Sunday, October 30, 2011

Bobby Fischer: A Hero Lost


Trailer from the documentary Bobby Fischer Against the World (2011)

Bobby Fischer, World Chess Champion

It’s a difficult concept coming to grips with the realization that one of your heroes is really a crazy talking jack ass. Robert James Fischer, World Chess Champion, was one of my heroes. I was only 6 years old when Fischer defeated Spassky to win the World Chess Championship in 1972, but it was his inspiration and his games that were used to teach me and encourage me to play chess.

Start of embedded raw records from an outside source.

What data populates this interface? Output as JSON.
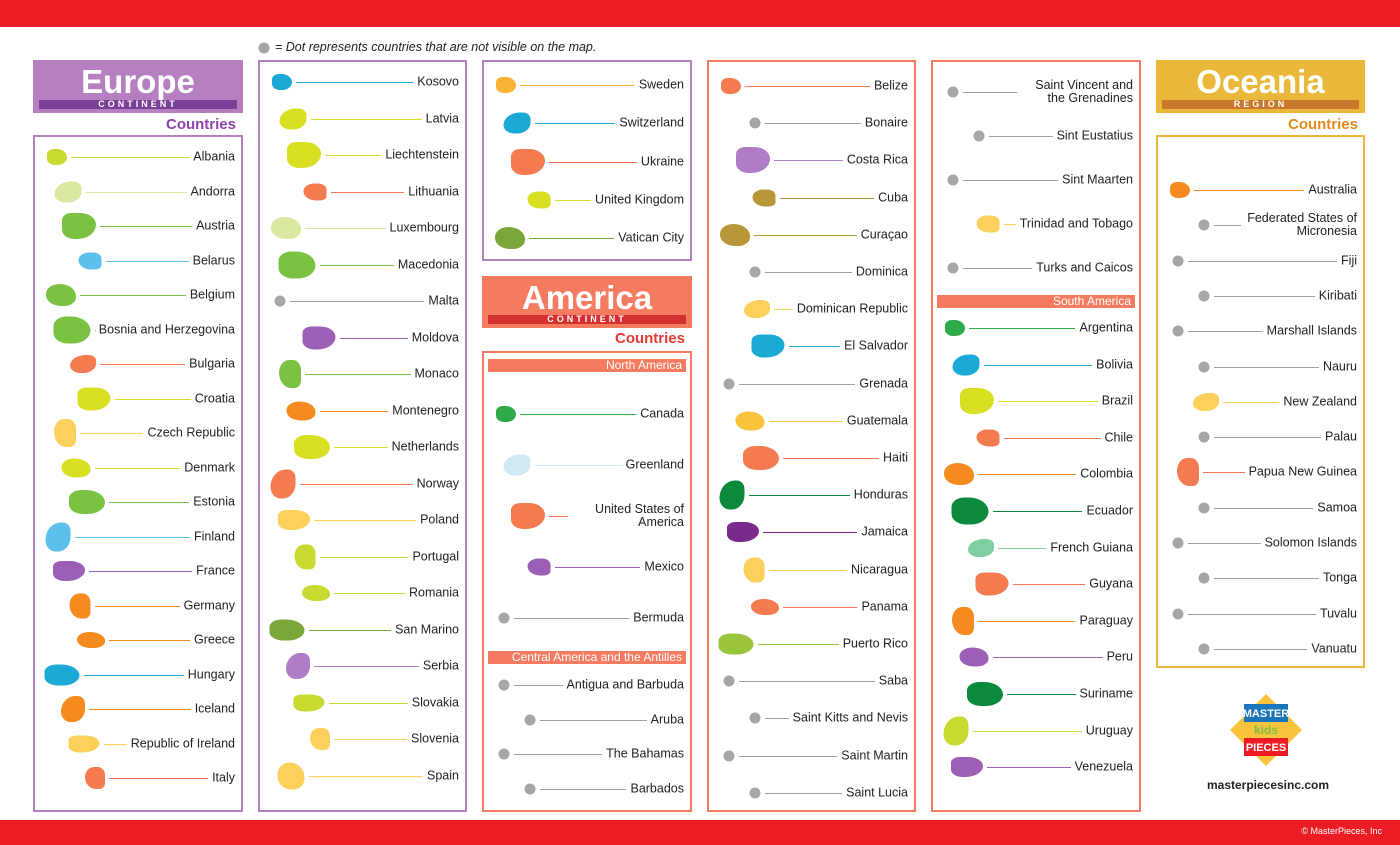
{
  "legend": "= Dot represents countries that are not visible on the map.",
  "europe": {
    "title": "Europe",
    "label": "CONTINENT",
    "countries_label": "Countries"
  },
  "america": {
    "title": "America",
    "label": "CONTINENT",
    "countries_label": "Countries"
  },
  "oceania": {
    "title": "Oceania",
    "label": "REGION",
    "countries_label": "Countries"
  },
  "panels": [
    {
      "groups": [
        {
          "items": [
            {
              "name": "Albania",
              "marker": "shape",
              "color": "#c8d930"
            },
            {
              "name": "Andorra",
              "marker": "shape",
              "color": "#d9e8a0"
            },
            {
              "name": "Austria",
              "marker": "shape",
              "color": "#7cc242"
            },
            {
              "name": "Belarus",
              "marker": "shape",
              "color": "#5bc0eb"
            },
            {
              "name": "Belgium",
              "marker": "shape",
              "color": "#7cc242"
            },
            {
              "name": "Bosnia and Herzegovina",
              "marker": "shape",
              "color": "#7cc242"
            },
            {
              "name": "Bulgaria",
              "marker": "shape",
              "color": "#f47b50"
            },
            {
              "name": "Croatia",
              "marker": "shape",
              "color": "#d9e021"
            },
            {
              "name": "Czech Republic",
              "marker": "shape",
              "color": "#fbd15b"
            },
            {
              "name": "Denmark",
              "marker": "shape",
              "color": "#d9e021"
            },
            {
              "name": "Estonia",
              "marker": "shape",
              "color": "#7cc242"
            },
            {
              "name": "Finland",
              "marker": "shape",
              "color": "#5bc0eb"
            },
            {
              "name": "France",
              "marker": "shape",
              "color": "#9b5fb5"
            },
            {
              "name": "Germany",
              "marker": "shape",
              "color": "#f58a1f"
            },
            {
              "name": "Greece",
              "marker": "shape",
              "color": "#f58a1f"
            },
            {
              "name": "Hungary",
              "marker": "shape",
              "color": "#1ba9d6"
            },
            {
              "name": "Iceland",
              "marker": "shape",
              "color": "#f58a1f"
            },
            {
              "name": "Republic of Ireland",
              "marker": "shape",
              "color": "#fbd15b"
            },
            {
              "name": "Italy",
              "marker": "shape",
              "color": "#f47b50"
            }
          ]
        }
      ]
    },
    {
      "groups": [
        {
          "items": [
            {
              "name": "Kosovo",
              "marker": "shape",
              "color": "#1ba9d6"
            },
            {
              "name": "Latvia",
              "marker": "shape",
              "color": "#d9e021"
            },
            {
              "name": "Liechtenstein",
              "marker": "shape",
              "color": "#d9e021"
            },
            {
              "name": "Lithuania",
              "marker": "shape",
              "color": "#f47b50"
            },
            {
              "name": "Luxembourg",
              "marker": "shape",
              "color": "#d9e8a0"
            },
            {
              "name": "Macedonia",
              "marker": "shape",
              "color": "#7cc242"
            },
            {
              "name": "Malta",
              "marker": "dot",
              "color": "#a6a6a6"
            },
            {
              "name": "Moldova",
              "marker": "shape",
              "color": "#9b5fb5"
            },
            {
              "name": "Monaco",
              "marker": "shape",
              "color": "#7cc242"
            },
            {
              "name": "Montenegro",
              "marker": "shape",
              "color": "#f58a1f"
            },
            {
              "name": "Netherlands",
              "marker": "shape",
              "color": "#d9e021"
            },
            {
              "name": "Norway",
              "marker": "shape",
              "color": "#f47b50"
            },
            {
              "name": "Poland",
              "marker": "shape",
              "color": "#fbd15b"
            },
            {
              "name": "Portugal",
              "marker": "shape",
              "color": "#c8d930"
            },
            {
              "name": "Romania",
              "marker": "shape",
              "color": "#c8d930"
            },
            {
              "name": "San Marino",
              "marker": "shape",
              "color": "#7aa63a"
            },
            {
              "name": "Serbia",
              "marker": "shape",
              "color": "#b07cc6"
            },
            {
              "name": "Slovakia",
              "marker": "shape",
              "color": "#c8d930"
            },
            {
              "name": "Slovenia",
              "marker": "shape",
              "color": "#fbd15b"
            },
            {
              "name": "Spain",
              "marker": "shape",
              "color": "#fbd15b"
            }
          ]
        }
      ]
    },
    {
      "groups": [
        {
          "items": [
            {
              "name": "Sweden",
              "marker": "shape",
              "color": "#f9b233"
            },
            {
              "name": "Switzerland",
              "marker": "shape",
              "color": "#1ba9d6"
            },
            {
              "name": "Ukraine",
              "marker": "shape",
              "color": "#f47b50"
            },
            {
              "name": "United Kingdom",
              "marker": "shape",
              "color": "#d9e021"
            },
            {
              "name": "Vatican City",
              "marker": "shape",
              "color": "#7aa63a"
            }
          ]
        }
      ]
    },
    {
      "groups": [
        {
          "heading": "North America",
          "items": [
            {
              "name": "Canada",
              "marker": "shape",
              "color": "#2eaa4a"
            },
            {
              "name": "Greenland",
              "marker": "shape",
              "color": "#cfe9f5"
            },
            {
              "name": "United States of America",
              "marker": "shape",
              "color": "#f47b50"
            },
            {
              "name": "Mexico",
              "marker": "shape",
              "color": "#9b5fb5"
            },
            {
              "name": "Bermuda",
              "marker": "dot",
              "color": "#a6a6a6"
            }
          ]
        },
        {
          "heading": "Central America and the Antilles",
          "items": [
            {
              "name": "Antigua and Barbuda",
              "marker": "dot",
              "color": "#a6a6a6"
            },
            {
              "name": "Aruba",
              "marker": "dot",
              "color": "#a6a6a6"
            },
            {
              "name": "The Bahamas",
              "marker": "dot",
              "color": "#a6a6a6"
            },
            {
              "name": "Barbados",
              "marker": "dot",
              "color": "#a6a6a6"
            }
          ]
        }
      ]
    },
    {
      "groups": [
        {
          "items": [
            {
              "name": "Belize",
              "marker": "shape",
              "color": "#f47b50"
            },
            {
              "name": "Bonaire",
              "marker": "dot",
              "color": "#a6a6a6"
            },
            {
              "name": "Costa Rica",
              "marker": "shape",
              "color": "#b07cc6"
            },
            {
              "name": "Cuba",
              "marker": "shape",
              "color": "#b8973a"
            },
            {
              "name": "Curaçao",
              "marker": "shape",
              "color": "#b8973a"
            },
            {
              "name": "Dominica",
              "marker": "dot",
              "color": "#a6a6a6"
            },
            {
              "name": "Dominican Republic",
              "marker": "shape",
              "color": "#fbd15b"
            },
            {
              "name": "El Salvador",
              "marker": "shape",
              "color": "#1ba9d6"
            },
            {
              "name": "Grenada",
              "marker": "dot",
              "color": "#a6a6a6"
            },
            {
              "name": "Guatemala",
              "marker": "shape",
              "color": "#f9c33b"
            },
            {
              "name": "Haiti",
              "marker": "shape",
              "color": "#f47b50"
            },
            {
              "name": "Honduras",
              "marker": "shape",
              "color": "#0a8a3a"
            },
            {
              "name": "Jamaica",
              "marker": "shape",
              "color": "#7a2a8a"
            },
            {
              "name": "Nicaragua",
              "marker": "shape",
              "color": "#fbd15b"
            },
            {
              "name": "Panama",
              "marker": "shape",
              "color": "#f47b50"
            },
            {
              "name": "Puerto Rico",
              "marker": "shape",
              "color": "#9bc53d"
            },
            {
              "name": "Saba",
              "marker": "dot",
              "color": "#a6a6a6"
            },
            {
              "name": "Saint Kitts and Nevis",
              "marker": "dot",
              "color": "#a6a6a6"
            },
            {
              "name": "Saint Martin",
              "marker": "dot",
              "color": "#a6a6a6"
            },
            {
              "name": "Saint Lucia",
              "marker": "dot",
              "color": "#a6a6a6"
            }
          ]
        }
      ]
    },
    {
      "groups": [
        {
          "items": [
            {
              "name": "Saint Vincent and the Grenadines",
              "marker": "dot",
              "color": "#a6a6a6"
            },
            {
              "name": "Sint Eustatius",
              "marker": "dot",
              "color": "#a6a6a6"
            },
            {
              "name": "Sint Maarten",
              "marker": "dot",
              "color": "#a6a6a6"
            },
            {
              "name": "Trinidad and Tobago",
              "marker": "shape",
              "color": "#fbd15b"
            },
            {
              "name": "Turks and Caicos",
              "marker": "dot",
              "color": "#a6a6a6"
            }
          ]
        },
        {
          "heading": "South America",
          "items": [
            {
              "name": "Argentina",
              "marker": "shape",
              "color": "#2eaa4a"
            },
            {
              "name": "Bolivia",
              "marker": "shape",
              "color": "#1ba9d6"
            },
            {
              "name": "Brazil",
              "marker": "shape",
              "color": "#d9e021"
            },
            {
              "name": "Chile",
              "marker": "shape",
              "color": "#f47b50"
            },
            {
              "name": "Colombia",
              "marker": "shape",
              "color": "#f58a1f"
            },
            {
              "name": "Ecuador",
              "marker": "shape",
              "color": "#0a8a3a"
            },
            {
              "name": "French Guiana",
              "marker": "shape",
              "color": "#7fcfa0"
            },
            {
              "name": "Guyana",
              "marker": "shape",
              "color": "#f47b50"
            },
            {
              "name": "Paraguay",
              "marker": "shape",
              "color": "#f58a1f"
            },
            {
              "name": "Peru",
              "marker": "shape",
              "color": "#9b5fb5"
            },
            {
              "name": "Suriname",
              "marker": "shape",
              "color": "#0a8a3a"
            },
            {
              "name": "Uruguay",
              "marker": "shape",
              "color": "#c8d930"
            },
            {
              "name": "Venezuela",
              "marker": "shape",
              "color": "#9b5fb5"
            }
          ]
        }
      ]
    },
    {
      "groups": [
        {
          "items": [
            {
              "name": "Australia",
              "marker": "shape",
              "color": "#f58a1f"
            },
            {
              "name": "Federated States of Micronesia",
              "marker": "dot",
              "color": "#a6a6a6"
            },
            {
              "name": "Fiji",
              "marker": "dot",
              "color": "#a6a6a6"
            },
            {
              "name": "Kiribati",
              "marker": "dot",
              "color": "#a6a6a6"
            },
            {
              "name": "Marshall Islands",
              "marker": "dot",
              "color": "#a6a6a6"
            },
            {
              "name": "Nauru",
              "marker": "dot",
              "color": "#a6a6a6"
            },
            {
              "name": "New Zealand",
              "marker": "shape",
              "color": "#fbd15b"
            },
            {
              "name": "Palau",
              "marker": "dot",
              "color": "#a6a6a6"
            },
            {
              "name": "Papua New Guinea",
              "marker": "shape",
              "color": "#f47b50"
            },
            {
              "name": "Samoa",
              "marker": "dot",
              "color": "#a6a6a6"
            },
            {
              "name": "Solomon Islands",
              "marker": "dot",
              "color": "#a6a6a6"
            },
            {
              "name": "Tonga",
              "marker": "dot",
              "color": "#a6a6a6"
            },
            {
              "name": "Tuvalu",
              "marker": "dot",
              "color": "#a6a6a6"
            },
            {
              "name": "Vanuatu",
              "marker": "dot",
              "color": "#a6a6a6"
            }
          ]
        }
      ]
    }
  ],
  "logo": {
    "top": "MASTER",
    "middle": "kids",
    "bottom": "PIECES"
  },
  "website": "masterpiecesinc.com",
  "copyright": "© MasterPieces, Inc"
}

My grandfather and I would sit at a little wooden chessboard he owned and which he subsequently gave me (I no longer have it having lost it when my attention to chess waned) and review and replay Fischer’s great triumph at Reykjavik, Iceland.

I was enamored with chess until later in my teens when video games and role playing games drew away my attention, but I still enjoy keeping up with it (quick. . .who is the current World Chess Champion?) and will occasionally take a glance at the New York Times’ chess column.

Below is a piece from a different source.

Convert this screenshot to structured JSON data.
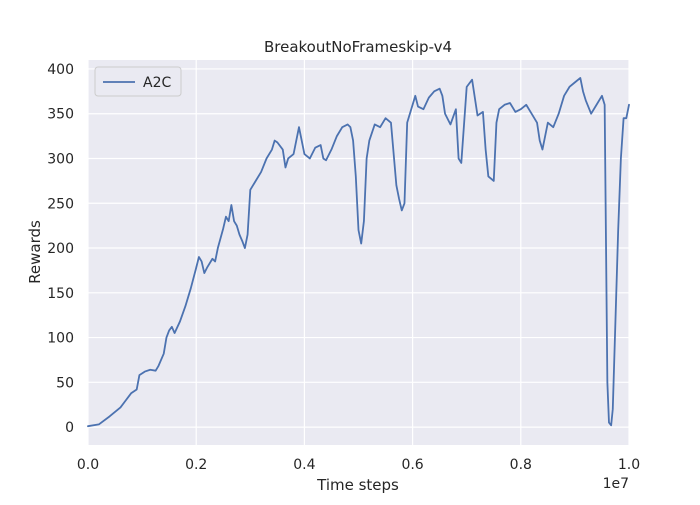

Despite my drift away from the game of kings, I still held resolute in my idolization of Fischer whose intellectual capacity seemingly had no limit. And, let’s face it, he took on and defeated the Russians at a time when we all wanted to defeat the Russians and stick their chess pomposity in their faces.

But as he grew older and more isolated, it became clearer that Fischer simply held views of the world that could not and should not be accepted. His anti-semitic rants. His anti-Christian rants. His anti-American rants. And, last but certainly not least, his unbelievable rant on 9.11.

My adoration of Fischer and my later disenchantment with him was confirmed once again as I read his most recent biography, Endgame, by Frank Brady and watched the Liz Garbus documentary, Bobby Fischer Against the World. Both capture the essence of Bobby Fischer and how mystifying it is to watch such a unique genius remove himself from the world and the game that he loved – all because of his rude behavior and offensive talk.

Fischer died in January 2008 at the age of 64 – the number of squares to be found on a chessboard.

Want to know more about Fischer? I would highly recommend Brady’s book, Garbus’ documentary and, if you really want to get into the 1972 match, the book Fischer vs. Spassky: The Chess Match of the Century by Svetozar Gligoric.